Ebenso lud die Jüdische Gemeinde in Erfurt zu einer Friedhofsaktion ein. »Ich war angenehm überrascht«, sagt Rabbiner Alexander Nachama. Gemeinsam mit einigen Gemeindemitgliedern konnte der Friedhof vom Laub befreit werden.
Besonderen Besuch von einer benachbarten Schule bekam die Yitzhak-Rabin-Schule in Düsseldorf: Es kamen blinde Gäste. Die Zweitklässler hatten sich mit ihrer Lehrerin Louisa Leuchtenberg überlegt, ihnen von ihrem jüdischen Leben zu berichten.
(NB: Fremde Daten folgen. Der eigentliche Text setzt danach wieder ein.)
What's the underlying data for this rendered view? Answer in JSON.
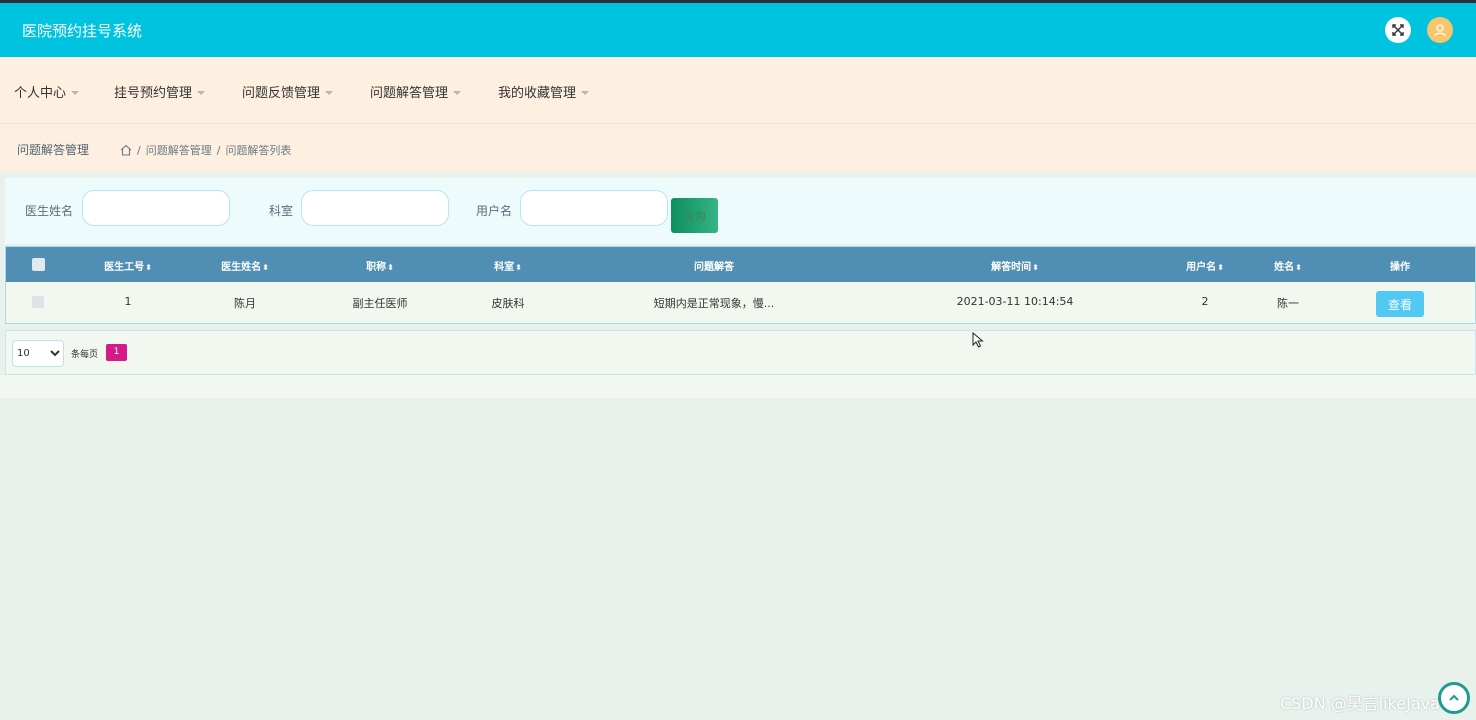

Jeweils zwei Kinder kümmerten sich um einen blinden Schüler. Im Mittelpunkt stand der Schabbat. Warum er gefeiert wird, welche Rituale es gibt, wann die Kippa getragen wird. Gemeinsam wurden später Challot gebacken.
DANKESBRIEFE Für den fünfjährigen Daniel, der an einer Muskelschwäche erkrankt ist, haben die Kids des Jugendzentrums Mannheim eine Aktion auf die Beine gestellt: Sie stellten Sparschweine fürs Kupfergeld auf und hofften, dass genügend Geld zusammenkommt, damit die Familie für ihren Sohn ein dringend benötigtes Hilfsmittel finanzieren kann.
Die Mitarbeiter der Berufsfeuerwehr Pforzheim freuten sich, als am Sonntag neun Kinder zwischen vier und zwölf Jahren bei ihnen klingelten und ihre Dankesbriefe abgeben wollten. Diese hatten sie zuvor geschrieben und bemalt. »Wir wollten einfach einmal Danke sagen – für die Arbeit, dass Sie für uns Ihr Leben aufs Spiel setzen«, meint Alon Dattner, der die Jugendgruppe der Jüdischen Gemeinde Pforzheim betreut. Die Feuerwehr dankte es wiederum den Kindern und lud sie spontan zu einer Führung ein. »Im nächsten Jahr wollen wir auf jeden Fall wieder etwas auf die Beine stellen.«
Die Mitglieder des Verbandes Jüdischer Studierender Nord (VJSN) hatten sich etwas ganz anderes ausgedacht. Im vergangenen Jahr hatten sie für krebskranke Kinder gesammelt, nun stellten sie im Netz »Versteckte Helden« vor. »Das Feedback war gut«, berichtet Rafael Kune, Präsident des Verbandes. Ein Held sei für sie beispielsweise Frank Bökamp, der sich gegen Antisemitismus engagiert und bereits 20 Reisen nach Israel für Nichtjuden organisiert hat, damit andere das Land kennenlernen. Oder Manuela Koska, die sich – obwohl nichtjüdisch – in der Sonntagsschule und in der Jüdischen Gemeinde in Schwerin engagiert. »Sie kommen in den Medien nicht vor, das wollten wir ändern«, sagt Kune.